We enjoyed some chicken wings with a large group of pre-storm revelers Sunday. The official idea was a chicken wing "crawl," akin to a pub crawl, although we only made it to two places.

Still, our heart and desire could not be questioned. We cannot say the same for one of the two football teams involved in the Sunday night game around which our gathering was built.

The Bears are awful. You can say it with stats (80 points allowed in the first halves of their last two games). You can see it just by watching blown coverages and listless Jay Cutler dropbacks. And you can read about it. Oh, can you read about it. Here are a couple of samples:

From the Chicago Tribune's Steve Rosenbloom: I started writing this at the end of the first quarter, hoping to get it posted by hafltime because I wanted the Bears to fire Marc Trestman before the start of the third quarter. Geez, it was 42-0, Packers, at halftime, so how much worse could it be if the coach had been whacked after two quarters? … Trestman deserves it. Bears fans deserves to see him whacked. What happened on Sunday night in front of God and NBC was a pathetic excuse for preparation and execution by a coach who has become a disaster at preparing his team to execute. The Bears organization, however, deserves to see Trestman stay because those wonks are too stupid to know how awful this is.

Per ESPNChicago's Jon Greenberg: If Virginia McCaskey sent me a telegram asking for my advice on how to fix the Chicago Bears, this is what I'd write back to her: Fire everyone you can. Cut the rest. Sell the team. Sure, that's harsh advice for the proud matriarch of Papa Bear's franchise.

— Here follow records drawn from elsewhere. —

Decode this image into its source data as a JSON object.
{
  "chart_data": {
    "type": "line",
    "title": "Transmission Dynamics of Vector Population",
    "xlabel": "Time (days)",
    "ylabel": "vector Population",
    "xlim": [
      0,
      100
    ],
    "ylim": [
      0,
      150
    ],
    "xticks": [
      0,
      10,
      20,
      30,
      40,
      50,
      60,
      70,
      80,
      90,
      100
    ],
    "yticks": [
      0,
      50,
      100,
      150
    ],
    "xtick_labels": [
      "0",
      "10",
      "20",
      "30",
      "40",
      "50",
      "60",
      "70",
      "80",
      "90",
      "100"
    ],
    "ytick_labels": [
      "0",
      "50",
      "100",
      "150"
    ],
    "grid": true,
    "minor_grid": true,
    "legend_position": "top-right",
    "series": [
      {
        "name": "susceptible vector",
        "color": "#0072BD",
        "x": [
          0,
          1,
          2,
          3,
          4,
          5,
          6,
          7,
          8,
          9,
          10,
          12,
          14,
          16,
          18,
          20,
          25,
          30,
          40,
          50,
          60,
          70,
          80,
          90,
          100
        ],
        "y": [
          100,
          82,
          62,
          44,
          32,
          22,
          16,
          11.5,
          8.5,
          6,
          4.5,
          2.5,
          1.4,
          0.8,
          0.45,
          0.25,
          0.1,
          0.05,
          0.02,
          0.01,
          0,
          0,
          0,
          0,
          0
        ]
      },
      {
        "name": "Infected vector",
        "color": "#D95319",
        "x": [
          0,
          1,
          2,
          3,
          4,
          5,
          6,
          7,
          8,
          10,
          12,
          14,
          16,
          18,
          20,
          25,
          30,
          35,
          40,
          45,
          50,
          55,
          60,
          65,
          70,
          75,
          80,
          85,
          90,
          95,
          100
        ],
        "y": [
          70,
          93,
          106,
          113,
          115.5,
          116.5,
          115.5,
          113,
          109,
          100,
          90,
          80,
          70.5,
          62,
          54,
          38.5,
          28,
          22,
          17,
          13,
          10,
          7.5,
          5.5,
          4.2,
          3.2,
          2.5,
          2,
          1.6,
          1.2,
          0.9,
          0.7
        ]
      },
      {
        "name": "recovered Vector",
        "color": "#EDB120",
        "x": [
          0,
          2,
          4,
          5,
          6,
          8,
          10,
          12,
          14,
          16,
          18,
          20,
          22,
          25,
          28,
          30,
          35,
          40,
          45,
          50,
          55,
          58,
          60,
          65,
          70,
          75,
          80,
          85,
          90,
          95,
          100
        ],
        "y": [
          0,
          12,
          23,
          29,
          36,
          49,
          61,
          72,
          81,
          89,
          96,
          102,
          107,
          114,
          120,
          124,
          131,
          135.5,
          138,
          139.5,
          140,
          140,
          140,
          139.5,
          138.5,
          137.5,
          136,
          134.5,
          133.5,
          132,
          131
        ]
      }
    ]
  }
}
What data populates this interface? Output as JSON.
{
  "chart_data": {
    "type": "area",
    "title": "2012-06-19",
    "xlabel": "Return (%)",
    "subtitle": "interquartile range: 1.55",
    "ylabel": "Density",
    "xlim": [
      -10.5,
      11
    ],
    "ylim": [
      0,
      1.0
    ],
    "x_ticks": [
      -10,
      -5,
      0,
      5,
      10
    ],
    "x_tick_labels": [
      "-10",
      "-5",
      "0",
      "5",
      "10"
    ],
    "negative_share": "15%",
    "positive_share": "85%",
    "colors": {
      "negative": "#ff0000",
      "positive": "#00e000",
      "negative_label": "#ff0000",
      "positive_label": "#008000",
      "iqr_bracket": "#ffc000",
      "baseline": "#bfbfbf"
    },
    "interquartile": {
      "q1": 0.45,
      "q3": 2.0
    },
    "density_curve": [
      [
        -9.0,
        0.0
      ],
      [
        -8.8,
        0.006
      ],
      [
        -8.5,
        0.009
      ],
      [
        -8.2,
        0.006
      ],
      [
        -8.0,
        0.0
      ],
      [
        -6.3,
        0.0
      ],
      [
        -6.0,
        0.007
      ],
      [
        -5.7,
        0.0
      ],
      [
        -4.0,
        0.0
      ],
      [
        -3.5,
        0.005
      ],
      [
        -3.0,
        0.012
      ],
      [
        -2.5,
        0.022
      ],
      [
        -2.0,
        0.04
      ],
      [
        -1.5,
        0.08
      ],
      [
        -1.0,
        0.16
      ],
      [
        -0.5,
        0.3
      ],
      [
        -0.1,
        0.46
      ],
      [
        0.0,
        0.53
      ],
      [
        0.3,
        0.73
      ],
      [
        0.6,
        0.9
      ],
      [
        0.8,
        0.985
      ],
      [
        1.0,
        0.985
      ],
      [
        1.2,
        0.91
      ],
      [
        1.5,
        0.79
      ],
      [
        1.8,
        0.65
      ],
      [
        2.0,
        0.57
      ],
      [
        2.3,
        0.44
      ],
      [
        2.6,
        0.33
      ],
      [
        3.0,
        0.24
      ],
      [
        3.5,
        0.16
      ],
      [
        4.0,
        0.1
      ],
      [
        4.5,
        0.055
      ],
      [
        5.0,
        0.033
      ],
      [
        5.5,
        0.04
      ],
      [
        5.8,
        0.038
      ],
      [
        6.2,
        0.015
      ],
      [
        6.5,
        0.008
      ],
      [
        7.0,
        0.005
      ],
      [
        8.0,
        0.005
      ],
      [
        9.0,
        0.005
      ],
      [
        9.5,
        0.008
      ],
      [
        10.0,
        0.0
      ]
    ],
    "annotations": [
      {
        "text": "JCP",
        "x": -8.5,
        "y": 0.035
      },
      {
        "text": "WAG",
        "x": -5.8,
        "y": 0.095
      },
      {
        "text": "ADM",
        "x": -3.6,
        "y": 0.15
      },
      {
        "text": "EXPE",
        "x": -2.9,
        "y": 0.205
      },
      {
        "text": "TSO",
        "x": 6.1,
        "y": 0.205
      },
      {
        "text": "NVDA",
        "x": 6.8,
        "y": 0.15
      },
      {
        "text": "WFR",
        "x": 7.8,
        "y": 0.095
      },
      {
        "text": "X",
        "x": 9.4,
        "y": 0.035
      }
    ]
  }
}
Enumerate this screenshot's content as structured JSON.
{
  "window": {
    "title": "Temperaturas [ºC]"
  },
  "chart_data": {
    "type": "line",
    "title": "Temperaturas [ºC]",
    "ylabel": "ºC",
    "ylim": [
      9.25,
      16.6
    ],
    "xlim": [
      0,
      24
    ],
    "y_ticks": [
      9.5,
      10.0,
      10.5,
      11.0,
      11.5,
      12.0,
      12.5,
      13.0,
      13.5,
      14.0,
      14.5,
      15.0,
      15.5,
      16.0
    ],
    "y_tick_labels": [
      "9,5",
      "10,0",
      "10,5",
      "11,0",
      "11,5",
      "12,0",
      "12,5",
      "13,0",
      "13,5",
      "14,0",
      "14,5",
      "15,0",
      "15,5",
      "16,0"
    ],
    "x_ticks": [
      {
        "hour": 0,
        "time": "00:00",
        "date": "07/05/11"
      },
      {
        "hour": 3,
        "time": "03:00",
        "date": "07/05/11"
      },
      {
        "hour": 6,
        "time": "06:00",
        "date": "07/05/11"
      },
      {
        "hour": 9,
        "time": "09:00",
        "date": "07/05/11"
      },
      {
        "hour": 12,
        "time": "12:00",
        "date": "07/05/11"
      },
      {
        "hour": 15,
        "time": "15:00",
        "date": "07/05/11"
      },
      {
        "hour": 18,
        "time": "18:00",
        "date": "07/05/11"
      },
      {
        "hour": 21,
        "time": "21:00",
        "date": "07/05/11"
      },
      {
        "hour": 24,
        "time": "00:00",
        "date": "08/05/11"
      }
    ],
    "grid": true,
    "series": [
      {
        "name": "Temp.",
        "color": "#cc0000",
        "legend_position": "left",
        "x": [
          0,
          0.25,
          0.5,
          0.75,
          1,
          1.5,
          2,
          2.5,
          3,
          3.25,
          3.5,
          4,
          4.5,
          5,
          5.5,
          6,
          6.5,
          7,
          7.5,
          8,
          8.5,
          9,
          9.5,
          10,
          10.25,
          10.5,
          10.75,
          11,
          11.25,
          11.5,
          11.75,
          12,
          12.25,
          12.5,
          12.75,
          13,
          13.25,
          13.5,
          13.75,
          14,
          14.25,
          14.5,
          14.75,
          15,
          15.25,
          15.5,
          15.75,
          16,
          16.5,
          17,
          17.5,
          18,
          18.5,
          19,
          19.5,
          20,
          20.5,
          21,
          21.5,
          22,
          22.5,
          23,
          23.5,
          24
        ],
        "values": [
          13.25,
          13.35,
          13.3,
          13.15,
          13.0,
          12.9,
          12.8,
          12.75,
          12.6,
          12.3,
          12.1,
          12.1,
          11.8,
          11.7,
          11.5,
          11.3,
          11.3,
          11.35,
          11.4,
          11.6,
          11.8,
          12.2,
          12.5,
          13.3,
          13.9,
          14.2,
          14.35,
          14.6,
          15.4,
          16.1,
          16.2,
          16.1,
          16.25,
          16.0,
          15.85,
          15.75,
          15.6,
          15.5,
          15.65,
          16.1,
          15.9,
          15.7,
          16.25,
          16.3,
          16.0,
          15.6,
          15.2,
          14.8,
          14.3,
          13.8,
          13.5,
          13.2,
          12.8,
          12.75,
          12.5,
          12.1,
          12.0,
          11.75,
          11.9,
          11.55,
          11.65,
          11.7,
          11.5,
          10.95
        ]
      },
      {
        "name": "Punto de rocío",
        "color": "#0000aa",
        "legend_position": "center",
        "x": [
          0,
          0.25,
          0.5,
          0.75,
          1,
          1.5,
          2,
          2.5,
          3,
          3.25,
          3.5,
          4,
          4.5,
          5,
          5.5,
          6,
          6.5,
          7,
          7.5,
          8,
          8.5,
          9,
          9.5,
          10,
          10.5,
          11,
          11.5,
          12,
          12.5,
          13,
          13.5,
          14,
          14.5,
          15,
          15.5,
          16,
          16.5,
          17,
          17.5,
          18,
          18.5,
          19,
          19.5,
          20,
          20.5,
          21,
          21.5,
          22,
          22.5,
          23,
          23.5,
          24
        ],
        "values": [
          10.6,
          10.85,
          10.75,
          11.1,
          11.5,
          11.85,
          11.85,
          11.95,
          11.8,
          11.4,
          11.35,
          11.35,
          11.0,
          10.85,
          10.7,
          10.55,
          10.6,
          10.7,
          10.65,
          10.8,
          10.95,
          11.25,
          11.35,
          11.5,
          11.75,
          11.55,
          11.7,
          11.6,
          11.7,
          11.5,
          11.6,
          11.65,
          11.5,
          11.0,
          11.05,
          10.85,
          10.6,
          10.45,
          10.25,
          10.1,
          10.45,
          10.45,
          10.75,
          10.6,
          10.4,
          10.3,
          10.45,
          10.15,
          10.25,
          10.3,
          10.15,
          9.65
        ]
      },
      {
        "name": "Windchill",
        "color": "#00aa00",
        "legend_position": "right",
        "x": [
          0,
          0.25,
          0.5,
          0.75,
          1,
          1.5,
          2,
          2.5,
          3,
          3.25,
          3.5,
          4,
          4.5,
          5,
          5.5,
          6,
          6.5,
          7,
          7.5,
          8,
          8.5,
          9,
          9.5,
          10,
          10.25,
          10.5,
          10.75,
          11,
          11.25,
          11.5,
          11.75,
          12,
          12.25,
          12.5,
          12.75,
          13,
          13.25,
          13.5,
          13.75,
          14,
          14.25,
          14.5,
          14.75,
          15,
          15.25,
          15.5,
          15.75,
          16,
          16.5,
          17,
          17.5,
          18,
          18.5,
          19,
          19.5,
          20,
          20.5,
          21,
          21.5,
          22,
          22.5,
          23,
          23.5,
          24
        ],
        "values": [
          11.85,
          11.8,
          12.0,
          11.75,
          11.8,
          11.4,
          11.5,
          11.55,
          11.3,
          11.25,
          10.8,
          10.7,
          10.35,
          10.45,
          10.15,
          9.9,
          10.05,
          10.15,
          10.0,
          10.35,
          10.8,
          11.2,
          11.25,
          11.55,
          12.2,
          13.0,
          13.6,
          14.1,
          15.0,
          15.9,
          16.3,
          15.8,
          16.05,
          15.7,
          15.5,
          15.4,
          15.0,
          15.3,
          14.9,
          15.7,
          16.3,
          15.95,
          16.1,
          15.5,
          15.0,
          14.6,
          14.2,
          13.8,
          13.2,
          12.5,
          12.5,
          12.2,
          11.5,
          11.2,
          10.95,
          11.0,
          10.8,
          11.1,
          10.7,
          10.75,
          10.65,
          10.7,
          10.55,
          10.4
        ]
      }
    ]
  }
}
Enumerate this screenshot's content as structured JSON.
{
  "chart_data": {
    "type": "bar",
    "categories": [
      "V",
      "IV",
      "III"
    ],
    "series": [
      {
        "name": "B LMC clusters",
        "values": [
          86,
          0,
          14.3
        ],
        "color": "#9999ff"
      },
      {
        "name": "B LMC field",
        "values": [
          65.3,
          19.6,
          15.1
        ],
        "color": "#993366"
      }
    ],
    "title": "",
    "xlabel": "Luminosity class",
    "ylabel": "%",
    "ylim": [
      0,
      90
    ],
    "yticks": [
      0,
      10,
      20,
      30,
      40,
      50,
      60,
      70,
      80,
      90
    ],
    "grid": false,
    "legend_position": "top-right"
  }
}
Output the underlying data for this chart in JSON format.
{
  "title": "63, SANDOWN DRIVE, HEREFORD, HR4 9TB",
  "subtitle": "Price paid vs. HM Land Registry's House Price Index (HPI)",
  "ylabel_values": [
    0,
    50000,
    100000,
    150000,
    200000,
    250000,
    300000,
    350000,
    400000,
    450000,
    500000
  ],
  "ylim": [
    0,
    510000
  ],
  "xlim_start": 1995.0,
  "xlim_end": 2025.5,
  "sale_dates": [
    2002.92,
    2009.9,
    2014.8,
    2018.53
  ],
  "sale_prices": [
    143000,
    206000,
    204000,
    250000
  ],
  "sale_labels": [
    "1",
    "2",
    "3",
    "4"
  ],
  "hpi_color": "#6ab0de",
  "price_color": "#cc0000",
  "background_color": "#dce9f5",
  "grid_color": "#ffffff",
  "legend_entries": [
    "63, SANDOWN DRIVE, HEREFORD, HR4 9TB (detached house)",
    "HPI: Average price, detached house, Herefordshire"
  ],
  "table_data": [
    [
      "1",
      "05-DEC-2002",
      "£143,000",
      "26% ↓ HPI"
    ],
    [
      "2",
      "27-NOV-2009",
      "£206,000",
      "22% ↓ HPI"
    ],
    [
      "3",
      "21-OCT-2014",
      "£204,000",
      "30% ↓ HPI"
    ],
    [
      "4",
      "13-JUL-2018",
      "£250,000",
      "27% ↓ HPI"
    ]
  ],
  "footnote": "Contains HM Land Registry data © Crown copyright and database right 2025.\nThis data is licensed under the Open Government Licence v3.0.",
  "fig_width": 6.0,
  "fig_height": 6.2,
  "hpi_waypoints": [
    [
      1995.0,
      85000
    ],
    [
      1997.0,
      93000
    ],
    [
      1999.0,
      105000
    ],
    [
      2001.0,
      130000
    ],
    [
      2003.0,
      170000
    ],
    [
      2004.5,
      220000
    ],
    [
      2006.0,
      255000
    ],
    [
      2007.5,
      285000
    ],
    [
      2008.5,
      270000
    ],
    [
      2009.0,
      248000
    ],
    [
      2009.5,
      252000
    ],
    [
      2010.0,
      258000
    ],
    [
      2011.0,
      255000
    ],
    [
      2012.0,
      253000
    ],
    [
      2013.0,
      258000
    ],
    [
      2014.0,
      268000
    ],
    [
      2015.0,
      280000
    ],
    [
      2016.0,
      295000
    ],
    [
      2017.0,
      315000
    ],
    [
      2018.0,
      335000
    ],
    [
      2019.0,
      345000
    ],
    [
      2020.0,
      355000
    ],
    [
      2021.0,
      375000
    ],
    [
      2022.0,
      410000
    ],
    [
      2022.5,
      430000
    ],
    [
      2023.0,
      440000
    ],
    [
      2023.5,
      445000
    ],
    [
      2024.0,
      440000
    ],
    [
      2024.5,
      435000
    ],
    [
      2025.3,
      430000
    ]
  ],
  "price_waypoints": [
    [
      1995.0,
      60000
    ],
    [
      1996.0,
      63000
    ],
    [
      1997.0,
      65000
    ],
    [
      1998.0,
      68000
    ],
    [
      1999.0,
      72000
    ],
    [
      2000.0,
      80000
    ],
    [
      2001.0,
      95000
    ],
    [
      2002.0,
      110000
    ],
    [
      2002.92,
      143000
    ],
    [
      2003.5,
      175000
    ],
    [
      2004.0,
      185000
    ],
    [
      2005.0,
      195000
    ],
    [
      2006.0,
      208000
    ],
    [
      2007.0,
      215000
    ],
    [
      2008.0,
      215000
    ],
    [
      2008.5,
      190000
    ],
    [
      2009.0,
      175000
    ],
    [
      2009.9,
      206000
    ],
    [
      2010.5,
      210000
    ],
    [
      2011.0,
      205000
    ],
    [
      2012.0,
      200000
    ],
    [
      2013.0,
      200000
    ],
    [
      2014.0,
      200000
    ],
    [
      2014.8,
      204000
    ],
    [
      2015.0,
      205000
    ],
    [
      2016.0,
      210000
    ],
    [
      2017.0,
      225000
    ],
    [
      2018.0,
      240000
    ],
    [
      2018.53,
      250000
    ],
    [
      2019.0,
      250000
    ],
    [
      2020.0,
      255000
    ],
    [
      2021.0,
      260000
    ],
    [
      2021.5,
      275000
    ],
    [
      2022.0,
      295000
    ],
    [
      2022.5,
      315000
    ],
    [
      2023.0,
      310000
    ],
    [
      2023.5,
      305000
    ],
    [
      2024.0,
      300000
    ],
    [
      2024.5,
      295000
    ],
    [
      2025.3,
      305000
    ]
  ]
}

But after another blowout loss for a completely listless squad, it's an idealistic checklist of what the Bears need to do in the next couple of months to right this sinking ship. Fire coach Marc Trestman and his staff and general manager Phil Emery. Get the new guys to blow up the roster. Convince the McCaskey family to sell the franchise to someone with a couple of billion dollars and a clue. Or you know, just keep practicing hard and praying for good results. Whatever works.

I don't want to overreact in the wake of a nationally televised 55-14 debacle to the Green Bay Packers on Sunday night at Lambeau Field, but what else is there to say about a team that is not just bad, but awful in every phase of the game?

So you have a team falling apart at every seam heading home after back-to-back road drubbings to face … the Vikings.

For Minnesota's sake, we would hope the Bears don't fire Trestman yet — and that any semblance of a slow start Sunday will turn the Soldier Field faithful into full booing mode. A win for the Vikings, remember, would draw them even at 5-5 with three consecutive home games to follow. Before the season started, this game seemed like a probable loss. Now the Vikings might be able to knock the Bears over with a feather to get back to even.